I have 16S V3-V4 amplicon sequences using 341F–805R primers. Samples are extracted from soil. The raw data have barcodes and primers, so I use cutadapt to remove it.
Here is the data after barcodes and primers removal:
I can see I have pretty good read quality both the forward and the reverse, so I didn't trunc too much, also to make sure it can overlap. But the biggest problem is I loss too many reads in the filtering step. I searched some forum posts, but their problem like low reads quality or strict –p-trunc-q value doesn't suit my questions.
I have no idea what causes the problem, any help will be much appreciated!
Hello!
Could you try to set those parameters to lower values?
As you can see from seqs stats, 98% of subsampled reads are shorter than 244. All these reads are discarded in your case. Setting it to a lower value will allow the reads to pass the filter after truncation. Or you can provide a 0 to disable truncation.
Hi!
I would try to run it again but this time with several sets of lower truncation values to compare results with one you got and decide based on it how to proceed. As you can see, you are also loosing reads on merging step and truncation of bad quality ends of reads may improve it.
Thanks for your suggestions! I have two questions now after I read through some other posts.
So based on the below post, it explains --p-trunc-len discard sequence greater than the value it gives, which in my case, it discard sequence longer than 244 instead of discard sequence shorter than 244? If I understand correctly? I got confused by this post and your reply, which is opposite answer to me.
You're exactly correct, good catch! I'll make sure we get that documentation updated.
I actually run it again with lower truncation values, like
--p-trunc-len-f 230
--p-trunc-len-r 240 \
and
--p-trunc-len-f 240
--p-trunc-len-r 240 \
All get worse results, and with the lower value I give to the forward reads, I only got less than 10% reads shown as non-chimeric.
What other parameters I can set to get rid of low-quality reads? Also, what causes the worse results after I lower truncation values since it should be better after I truncate the bad quality reads?
Nope, it will discard reads shorter than given value and truncate longer reads to this value
Could you try to run it with 230 for both forward and reverse reads? If you worry about overlap region in the latest version of Qiime2 you can specify it to a lower value than 12.
You lost a lot of reads when you applied 240/240 since a lot of your forward reads are shorter than 240 and where discarded.
230/240 looks similar to the stats with no trimming.
I will suggest to try 230/230 to see if it will improve stats and choose one with best outputs.
I tried to use the minimum overlap parameter, I set --p-min-overlap 4, actually the result doesn't change too much. It is basically the same as the no truncation result. Seems I can't do anything else to improve my results? Do you have any suggestions? Thanks!
Based on your results, you are still loosing reads on merging step after filtering. From one side, you have enough reads to proceed, from another - you results may be biased towards bacteria with shorter amplicons.
So option 1 will be just proceed with disabled truncation by Dada2 with a risk of biased data.
Option 2 is to use only forward reads. This way you will keep most of the reads but taxonomy annotations will be performed with shorter reads.

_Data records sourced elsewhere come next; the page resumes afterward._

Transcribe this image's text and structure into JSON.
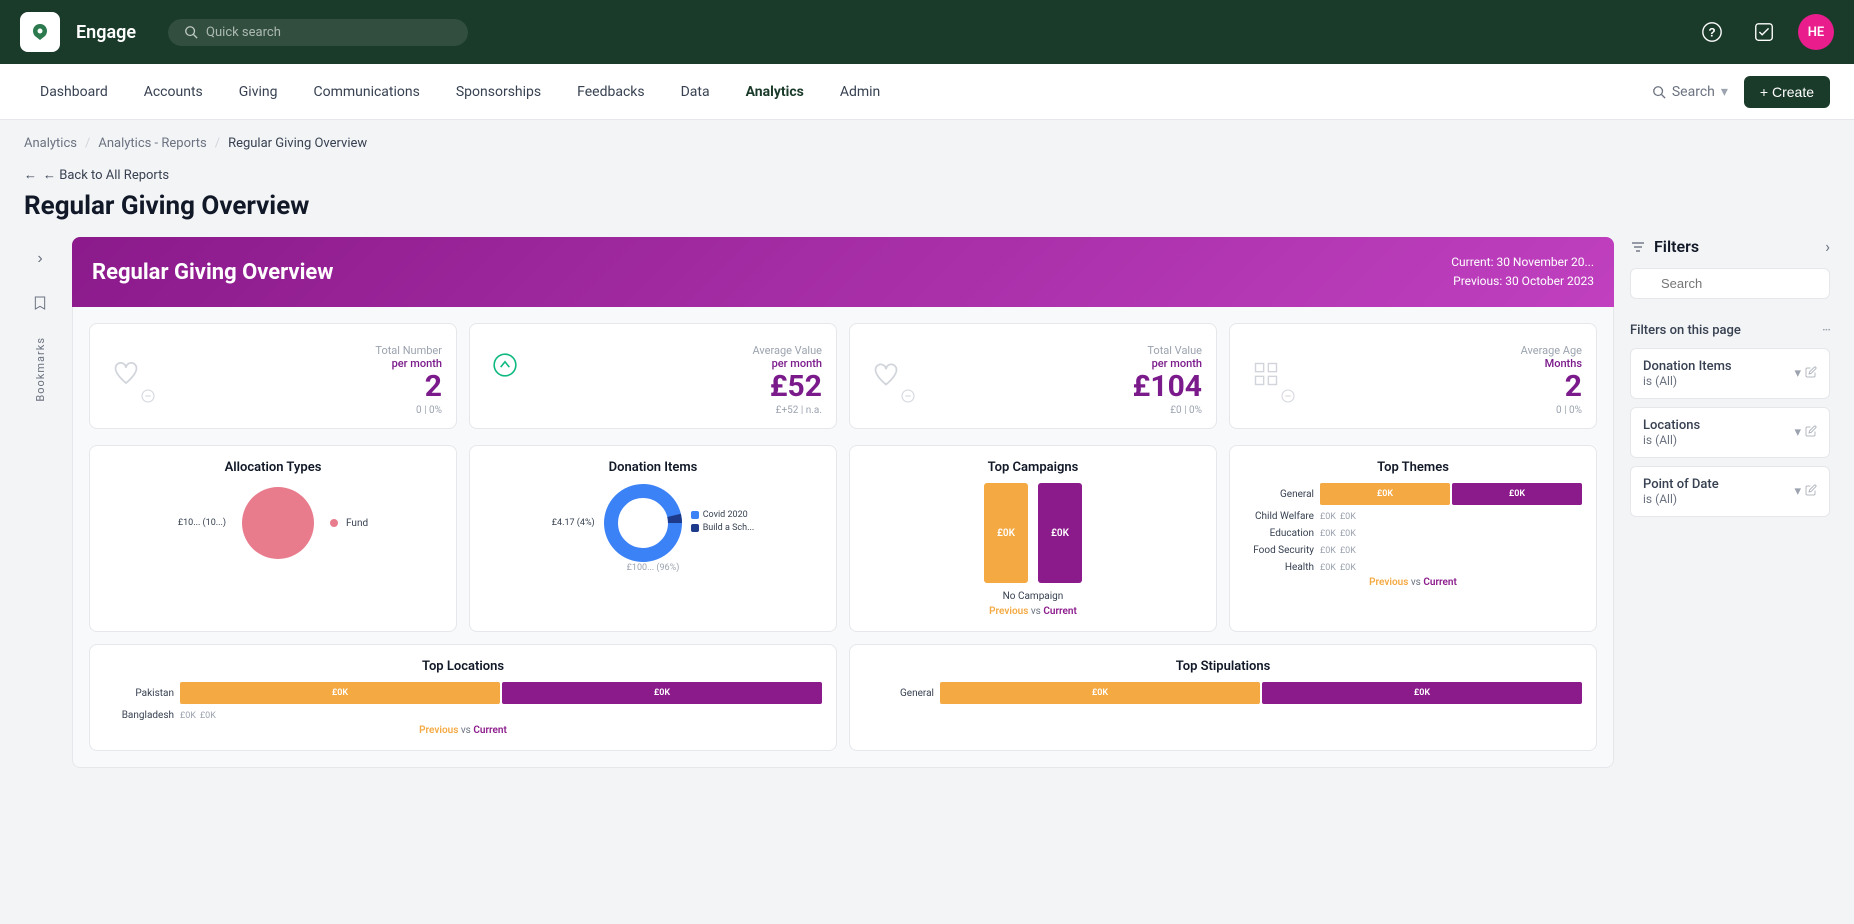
{
  "app": {
    "name": "Engage",
    "logo": "↺",
    "search_placeholder": "Quick search",
    "avatar_initials": "HE",
    "avatar_color": "#e91e8c"
  },
  "secondary_nav": {
    "items": [
      {
        "label": "Dashboard",
        "active": false
      },
      {
        "label": "Accounts",
        "active": false
      },
      {
        "label": "Giving",
        "active": false
      },
      {
        "label": "Communications",
        "active": false
      },
      {
        "label": "Sponsorships",
        "active": false
      },
      {
        "label": "Feedbacks",
        "active": false
      },
      {
        "label": "Data",
        "active": false
      },
      {
        "label": "Analytics",
        "active": true
      },
      {
        "label": "Admin",
        "active": false
      }
    ],
    "search_label": "Search",
    "create_label": "+ Create"
  },
  "breadcrumb": {
    "items": [
      {
        "label": "Analytics",
        "link": true
      },
      {
        "label": "Analytics - Reports",
        "link": true
      },
      {
        "label": "Regular Giving Overview",
        "link": false
      }
    ]
  },
  "page": {
    "back_label": "← Back to All Reports",
    "title": "Regular Giving Overview"
  },
  "report": {
    "banner_title": "Regular Giving Overview",
    "current_date": "Current:  30 November 20...",
    "previous_date": "Previous: 30 October 2023",
    "stats": [
      {
        "label": "Total Number",
        "sub_label": "per month",
        "value": "2",
        "footer": "0  |  0%",
        "icon": "♡"
      },
      {
        "label": "Average Value",
        "sub_label": "per month",
        "value": "£52",
        "footer": "£+52  |  n.a.",
        "icon": "↑",
        "trend_up": true
      },
      {
        "label": "Total Value",
        "sub_label": "per month",
        "value": "£104",
        "footer": "£0  |  0%",
        "icon": "♡"
      },
      {
        "label": "Average Age",
        "sub_label": "Months",
        "value": "2",
        "footer": "0  |  0%",
        "icon": "≡"
      }
    ],
    "top_campaigns": {
      "title": "Top Campaigns",
      "rows": [
        {
          "label": "No Campaign",
          "prev_val": "£0K",
          "curr_val": "£0K",
          "prev_h": 80,
          "curr_h": 80
        }
      ],
      "footer": "Previous vs Current"
    },
    "top_themes": {
      "title": "Top Themes",
      "rows": [
        {
          "label": "General",
          "prev": "£0K",
          "curr": "£0K"
        },
        {
          "label": "Child Welfare",
          "prev": "£0K",
          "curr": "£0K"
        },
        {
          "label": "Education",
          "prev": "£0K",
          "curr": "£0K"
        },
        {
          "label": "Food Security",
          "prev": "£0K",
          "curr": "£0K"
        },
        {
          "label": "Health",
          "prev": "£0K",
          "curr": "£0K"
        }
      ],
      "footer": "Previous vs Current"
    },
    "allocation_types": {
      "title": "Allocation Types",
      "legend": [
        {
          "label": "Fund",
          "color": "#e87c8d"
        }
      ],
      "pie_label": "£10... (10...)"
    },
    "donation_items": {
      "title": "Donation Items",
      "items": [
        {
          "label": "Covid 2020",
          "color": "#3b82f6",
          "value": "£4.17 (4%)"
        },
        {
          "label": "Build a Sch...",
          "color": "#1e40af"
        }
      ],
      "center_label": "£100... (96%)"
    },
    "top_locations": {
      "title": "Top Locations",
      "rows": [
        {
          "label": "Pakistan",
          "prev": "£0K",
          "curr": "£0K"
        },
        {
          "label": "Bangladesh",
          "prev": "£0K",
          "curr": "£0K"
        }
      ],
      "footer": "Previous vs Current"
    },
    "top_stipulations": {
      "title": "Top Stipulations",
      "rows": [
        {
          "label": "General",
          "prev": "£0K",
          "curr": "£0K"
        }
      ],
      "footer": ""
    }
  },
  "filters": {
    "title": "Filters",
    "search_placeholder": "Search",
    "on_page_label": "Filters on this page",
    "groups": [
      {
        "name": "Donation Items",
        "value_line1": "is (All)"
      },
      {
        "name": "Locations",
        "value_line1": "is (All)"
      },
      {
        "name": "Point of Date",
        "value_line1": "is (All)"
      }
    ]
  }
}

Option 3 is to try to merge your reads with vsearch plugin, where you can not only decrease overlapping region but also allow some mismatches and then denoise by Deblur to see if it will improve the output.
Then I run it on dada2, also I indicate maxExpectedError to 2 and 3, here is what I got
No reads passed the filter. trunc_len_f (238) or trunc_len_r (249) may be individually longer than read lengths, or trunc_len_f + trunc_len_r may be shorter than the length of the amplicon + 12 nucleotides (the length of the overlap). Alternatively, other arguments (such as max_ee or trunc_q) may be preventing reads from passing the filter.
Then I realize, maybe it's because I forgot to set the primer length in figaro as I'm using the original data without trimming. But it still recommend me the same truncation position.
Figaro seems like a great tool to know the truncation value, but I got confused about the result I got when running dada2.
Hi, I've had a similar problem with some soil DNA. What I found worked best was to use only FWD reads and adjust the p=min to 4. Then I was able to keep more than 70% of reads after DADA2, whereas before adjusting I was only keeping between 30-40%. Interestingly, this is only happening for certain soil samples, other soil samples I collected in a different location are working much better. Just out of curiosity, what kind of soil/DNA extraction method are you using?
Thanks for your suggestion, I used V3V4, 341F-804R region, and the forward/reverse reads are around 245bp. So it's because the primer sets using or it's soil DNA caused only FWD reads are the best case you've got? I used powersoil kit (Qiagen) to extract my DNA.
I have used both the PowerSoil and a phenol:chloroform extraction method - the PowerSoil does seem to give me better quality DNA, especially after I add some powdered skim milk to the bead-beating step. I'm sequencing reads on a MiSeq v3 600, also with the 341F-804R primer pairs. The extractions I performed with the PowerSoil kit don't need the p-min drop to 4 to keep over 70% of reads after DADA2. But I do just use the FWD reads, the REV reads I usually get are just not good quality.